On parlera alors de personnalité à
tendance victimaire.
→ NB:
ces différents traits de personnalité
n'ont de sens comme indices de mauvais traitements durant
l'enfance que pris dans leur ensemble. Retenus un par
un, leur signification comme seul indice de maltraitance
est minorée.
b/ quand
dans leur forme restreinte d'expression, les séquelles
sont circonscrites au domaine
émotivo-affectif (indices 8 et 9).
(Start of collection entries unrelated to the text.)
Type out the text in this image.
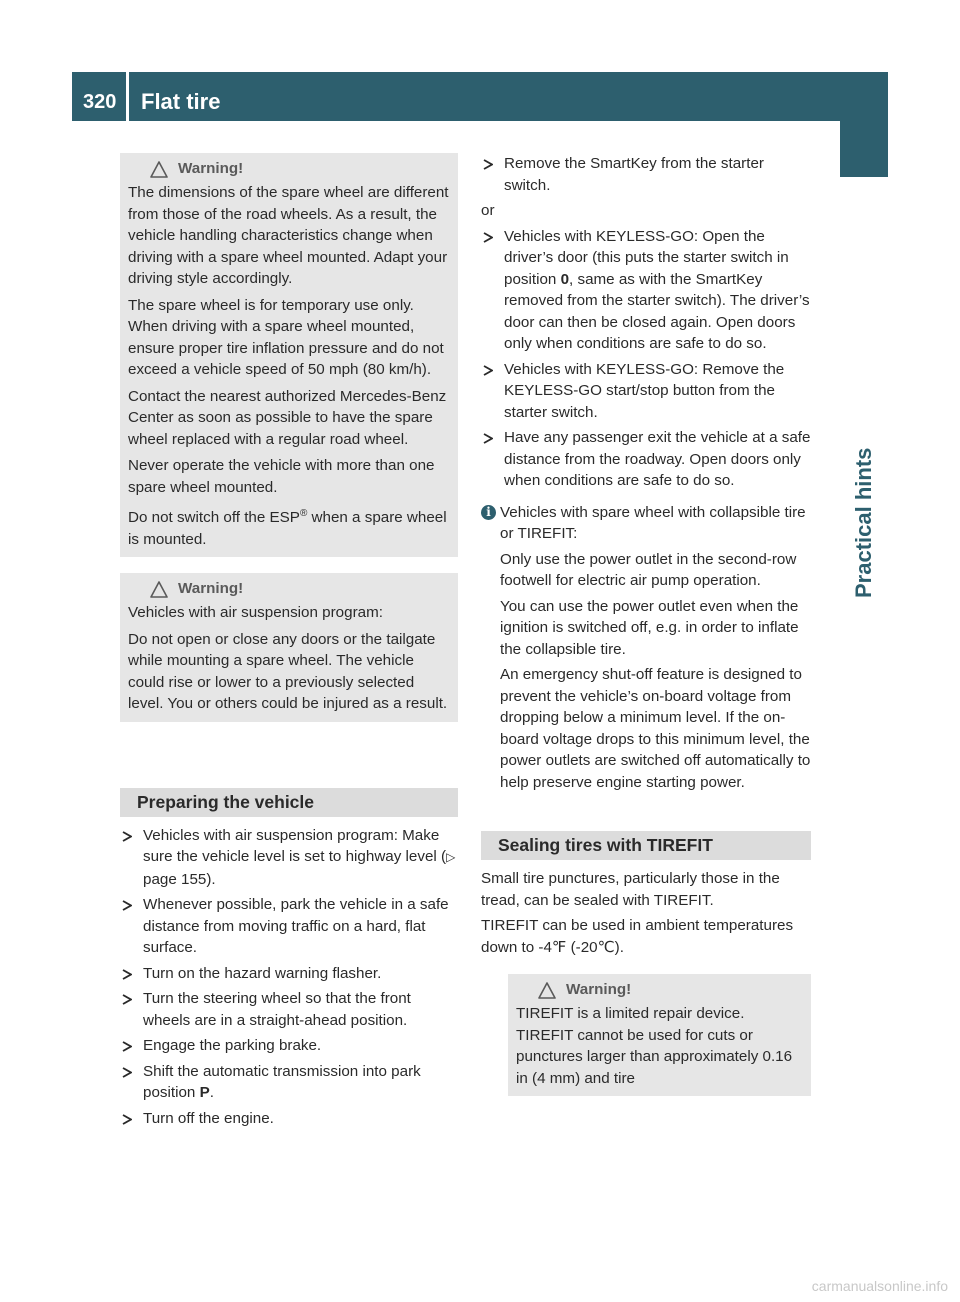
320	Flat tire
Practical hints
Warning!

The dimensions of the spare wheel are different from those of the road wheels. As a result, the vehicle handling characteristics change when driving with a spare wheel mounted. Adapt your driving style accordingly.

The spare wheel is for temporary use only. When driving with a spare wheel mounted, ensure proper tire inflation pressure and do not exceed a vehicle speed of 50 mph (80 km/h).

Contact the nearest authorized Mercedes-Benz Center as soon as possible to have the spare wheel replaced with a regular road wheel.

Never operate the vehicle with more than one spare wheel mounted.

Do not switch off the ESP® when a spare wheel is mounted.

Warning!

Vehicles with air suspension program:

Do not open or close any doors or the tailgate while mounting a spare wheel. The vehicle could rise or lower to a previously selected level. You or others could be injured as a result.

Preparing the vehicle
Vehicles with air suspension program: Make sure the vehicle level is set to highway level (▷ page 155).
Whenever possible, park the vehicle in a safe distance from moving traffic on a hard, flat surface.
Turn on the hazard warning flasher.
Turn the steering wheel so that the front wheels are in a straight-ahead position.
Engage the parking brake.
Shift the automatic transmission into park position P.
Turn off the engine.
Remove the SmartKey from the starter switch.
or
Vehicles with KEYLESS-GO: Open the driver’s door (this puts the starter switch in position 0, same as with the SmartKey removed from the starter switch). The driver’s door can then be closed again. Open doors only when conditions are safe to do so.
Vehicles with KEYLESS-GO: Remove the KEYLESS-GO start/stop button from the starter switch.
Have any passenger exit the vehicle at a safe distance from the roadway. Open doors only when conditions are safe to do so.
i Vehicles with spare wheel with collapsible tire or TIREFIT:

Only use the power outlet in the second-row footwell for electric air pump operation.

You can use the power outlet even when the ignition is switched off, e.g. in order to inflate the collapsible tire.

An emergency shut-off feature is designed to prevent the vehicle’s on-board voltage from dropping below a minimum level. If the on-board voltage drops to this minimum level, the power outlets are switched off automatically to help preserve engine starting power.

Sealing tires with TIREFIT

Small tire punctures, particularly those in the tread, can be sealed with TIREFIT.

TIREFIT can be used in ambient temperatures down to -4℉ (-20℃).

Warning!

TIREFIT is a limited repair device. TIREFIT cannot be used for cuts or punctures larger than approximately 0.16 in (4 mm) and tire

carmanualsonline.info
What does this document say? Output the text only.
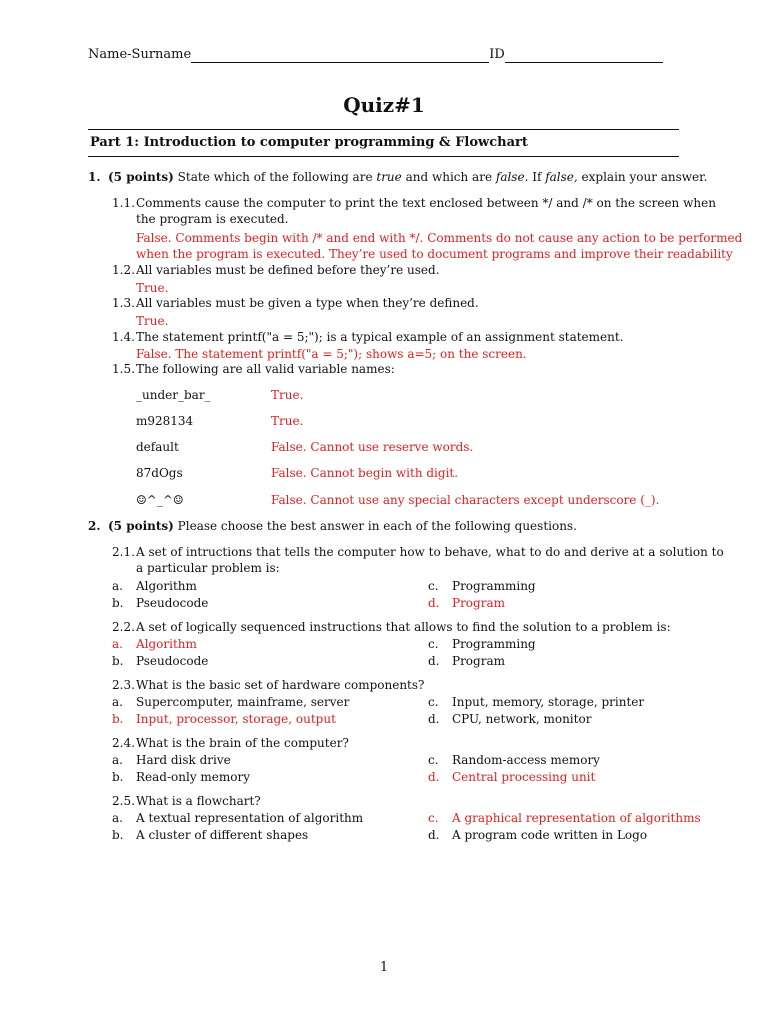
Name-Surname	ID
Quiz#1
Part 1: Introduction to computer programming & Flowchart
1. (5 points) State which of the following are true and which are false. If false, explain your answer.
1.1.Comments cause the computer to print the text enclosed between */ and /* on the screen when
the program is executed.
False. Comments begin with /* and end with */. Comments do not cause any action to be performed
when the program is executed. They’re used to document programs and improve their readability
1.2.All variables must be defined before they’re used.
True.
1.3.All variables must be given a type when they’re defined.
True.
1.4.The statement printf("a = 5;"); is a typical example of an assignment statement.
False. The statement printf("a = 5;"); shows a=5; on the screen.
1.5.The following are all valid variable names:
_under_bar_	True.
m928134	True.
default	False. Cannot use reserve words.
87dOgs	False. Cannot begin with digit.
☺^_^☺	False. Cannot use any special characters except underscore (_).
2. (5 points) Please choose the best answer in each of the following questions.
2.1.A set of intructions that tells the computer how to behave, what to do and derive at a solution to
a particular problem is:
a. Algorithm	c. Programming
b. Pseudocode	d. Program
2.2.A set of logically sequenced instructions that allows to find the solution to a problem is:
a. Algorithm	c. Programming
b. Pseudocode	d. Program
2.3.What is the basic set of hardware components?
a. Supercomputer, mainframe, server	c. Input, memory, storage, printer
b. Input, processor, storage, output	d. CPU, network, monitor
2.4.What is the brain of the computer?
a. Hard disk drive	c. Random-access memory
b. Read-only memory	d. Central processing unit
2.5.What is a flowchart?
a. A textual representation of algorithm	c. A graphical representation of algorithms
b. A cluster of different shapes	d. A program code written in Logo
1
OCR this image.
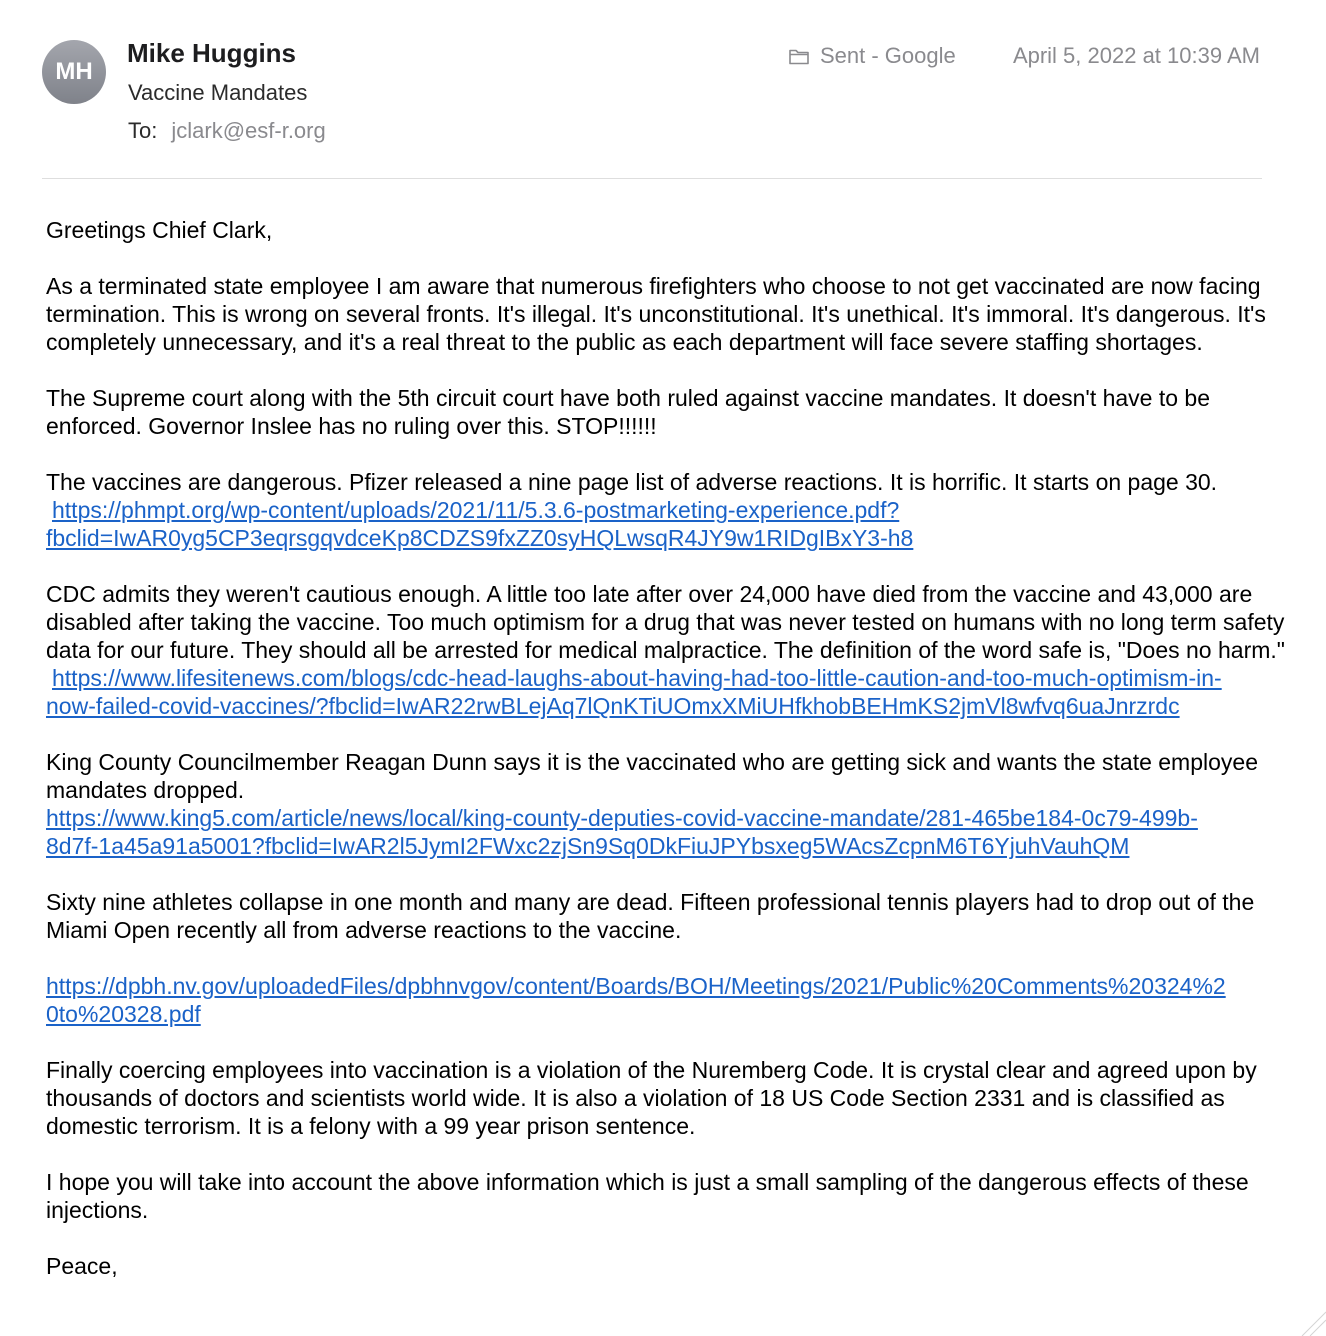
MH
Mike Huggins
Vaccine Mandates
To: jclark@esf-r.org
Sent - Google	April 5, 2022 at 10:39 AM

Greetings Chief Clark,

As a terminated state employee I am aware that numerous firefighters who choose to not get vaccinated are now facing termination. This is wrong on several fronts. It's illegal. It's unconstitutional. It's unethical. It's immoral. It's dangerous. It's completely unnecessary, and it's a real threat to the public as each department will face severe staffing shortages.

The Supreme court along with the 5th circuit court have both ruled against vaccine mandates. It doesn't have to be enforced. Governor Inslee has no ruling over this. STOP!!!!!!

The vaccines are dangerous. Pfizer released a nine page list of adverse reactions. It is horrific. It starts on page 30.

https://phmpt.org/wp-content/uploads/2021/11/5.3.6-postmarketing-experience.pdf?
fbclid=IwAR0yg5CP3eqrsgqvdceKp8CDZS9fxZZ0syHQLwsqR4JY9w1RIDgIBxY3-h8

CDC admits they weren't cautious enough. A little too late after over 24,000 have died from the vaccine and 43,000 are disabled after taking the vaccine. Too much optimism for a drug that was never tested on humans with no long term safety data for our future. They should all be arrested for medical malpractice. The definition of the word safe is, "Does no harm."

https://www.lifesitenews.com/blogs/cdc-head-laughs-about-having-had-too-little-caution-and-too-much-optimism-in-
now-failed-covid-vaccines/?fbclid=IwAR22rwBLejAq7lQnKTiUOmxXMiUHfkhobBEHmKS2jmVl8wfvq6uaJnrzrdc

King County Councilmember Reagan Dunn says it is the vaccinated who are getting sick and wants the state employee mandates dropped.

https://www.king5.com/article/news/local/king-county-deputies-covid-vaccine-mandate/281-465be184-0c79-499b-
8d7f-1a45a91a5001?fbclid=IwAR2l5JymI2FWxc2zjSn9Sq0DkFiuJPYbsxeg5WAcsZcpnM6T6YjuhVauhQM

Sixty nine athletes collapse in one month and many are dead. Fifteen professional tennis players had to drop out of the Miami Open recently all from adverse reactions to the vaccine.

https://dpbh.nv.gov/uploadedFiles/dpbhnvgov/content/Boards/BOH/Meetings/2021/Public%20Comments%20324%2
0to%20328.pdf

Finally coercing employees into vaccination is a violation of the Nuremberg Code. It is crystal clear and agreed upon by thousands of doctors and scientists world wide. It is also a violation of 18 US Code Section 2331 and is classified as domestic terrorism. It is a felony with a 99 year prison sentence.

I hope you will take into account the above information which is just a small sampling of the dangerous effects of these injections.

Peace,
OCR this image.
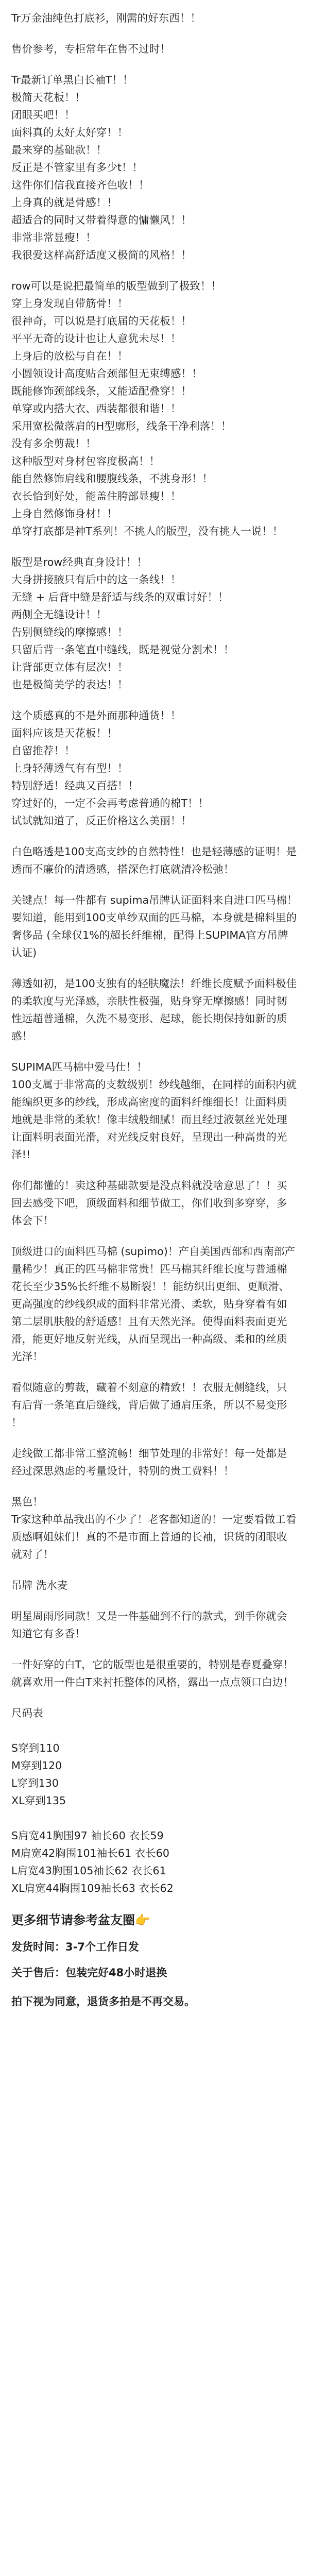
Tr万金油纯色打底衫，刚需的好东西！！
售价参考，专柜常年在售不过时！
Tr最新订单黑白长袖T！！
极简天花板！！
闭眼买吧！！
面料真的太好太好穿！！
最来穿的基础款！！
反正是不管家里有多少t！！
这件你们信我直接齐色收！！
上身真的就是骨感！！
超适合的同时又带着得意的慵懒风！！
非常非常显瘦！！
我很爱这样高舒适度又极简的风格！！
row可以是说把最简单的版型做到了极致！！
穿上身发现自带筋骨！！
很神奇，可以说是打底届的天花板！！
平平无奇的设计也让人意犹未尽！！
上身后的放松与自在！！
小圆领设计高度贴合颈部但无束缚感！！
既能修饰颈部线条，又能适配叠穿！！
单穿或内搭大衣、西装都很和谐！！
采用宽松微落肩的H型廓形，线条干净利落！！
没有多余剪裁！！
这种版型对身材包容度极高！！
能自然修饰肩线和腰腹线条，不挑身形！！
衣长恰到好处，能盖住胯部显瘦！！
上身自然修饰身材！！
单穿打底都是神T系列！不挑人的版型，没有挑人一说！！
版型是row经典直身设计！！
大身拼接腋只有后中的这一条线！！
无缝 + 后背中缝是舒适与线条的双重讨好！！
两侧全无缝设计！！
告别侧缝线的摩擦感！！
只留后背一条笔直中缝线，既是视觉分割术！！
让背部更立体有层次！！
也是极简美学的表达！！
这个质感真的不是外面那种通货！！
面料应该是天花板！！
自留推荐！！
上身轻薄透气有有型！！
特别舒适！经典又百搭！！
穿过好的，一定不会再考虑普通的棉T！！
试试就知道了，反正价格这么美丽！！
白色略透是100支高支纱的自然特性！也是轻薄感的证明！是
透而不廉价的清透感，搭深色打底就清冷松弛！
关键点！每一件都有 supima吊牌认证面料来自进口匹马棉！
要知道，能用到100支单纱双面的匹马棉，本身就是棉料里的
奢侈品 (全球仅1%的超长纤维棉，配得上SUPIMA官方吊牌
认证)
薄透如初，是100支独有的轻肤魔法！纤维长度赋予面料极佳
的柔软度与光泽感，亲肤性极强，贴身穿无摩擦感！同时韧
性远超普通棉，久洗不易变形、起球，能长期保持如新的质
感！
SUPIMA匹马棉中爱马仕！！
100支属于非常高的支数级别！纱线越细，在同样的面积内就
能编织更多的纱线，形成高密度的面料纤维细长！让面料质
地就是非常的柔软！像丰绒般细腻！而且经过液氨丝光处理
让面料明表面光滑，对光线反射良好，呈现出一种高贵的光
泽!!
你们都懂的！卖这种基础款要是没点料就没啥意思了！！买
回去感受下吧，顶级面料和细节做工，你们收到多穿穿，多
体会下！
顶级进口的面料匹马棉 (supimo)！产自美国西部和西南部产
量稀少！真正的匹马棉非常贵！匹马棉其纤维长度与普通棉
花长至少35%长纤维不易断裂！！能纺织出更细、更顺滑、
更高强度的纱线织成的面料非常光滑、柔软，贴身穿着有如
第二层肌肤般的舒适感！且有天然光泽。使得面料表面更光
滑，能更好地反射光线，从而呈现出一种高级、柔和的丝质
光泽！
看似随意的剪裁，藏着不刻意的精致！！衣服无侧缝线，只
有后背一条笔直后缝线，背后做了通肩压条，所以不易变形
！
走线做工都非常工整流畅！细节处理的非常好！每一处都是
经过深思熟虑的考量设计，特别的贵工费料！！
黑色！
Tr家这种单品我出的不少了！老客都知道的！一定要看做工看
质感啊姐妹们！真的不是市面上普通的长袖，识货的闭眼收
就对了！
吊牌 洗水麦
明星周雨彤同款！又是一件基础到不行的款式，到手你就会
知道它有多香！
一件好穿的白T，它的版型也是很重要的，特别是春夏叠穿！
就喜欢用一件白T来衬托整体的风格，露出一点点领口白边！
尺码表
S穿到110
M穿到120
L穿到130
XL穿到135
S肩宽41胸围97 袖长60 衣长59
M肩宽42胸围101袖长61 衣长60
L肩宽43胸围105袖长62 衣长61
XL肩宽44胸围109袖长63 衣长62
更多细节请参考盆友圈👉
发货时间：3-7个工作日发
关于售后：包装完好48小时退换
拍下视为同意，退货多拍是不再交易。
Elles sont repérables dans leurs répercussions sur la vie relationnelle
que mène la personne, vie sociale, mais surtout personnelle ou intime, échanges
et proximité de l’autre étant parfois source d’angoisse et même de frayeur, l’hypersensibilité
quand présente ne faisant que renforcer méfiance, doute et scepticisme vis-à-vis
d’autrui.
On
parlera d'une personne distante, introvertie.
Dans ce cas-ci, plus que
dans la performance intellectuelle, artistique ou autre, qui peuvent s’épanouir
à l’âge adulte après une période de latence ou de mise entre parenthèses, la
mise en place des réflexes conditionnés de protection et de survie, quand seule
la sphère émotivo-affective a été neutralisée, donne lieu à un mode de pensée
particulier et des attitudes spécifiques face à autrui sans casser
la
personnalité comme il en est avec des personnes à tendance victimaire.
En résumé, quand l’enfant
subit des maltraitances de façon chronique, ce qui était au début, une
souffrance muette de nature psychologique devient au fil du temps souffrance
visible à la fois dans ses caractéristiques physiques et mentales qui risquent
de perdurer à l’âge adulte, principalement dans le domaine émotivo-affectif.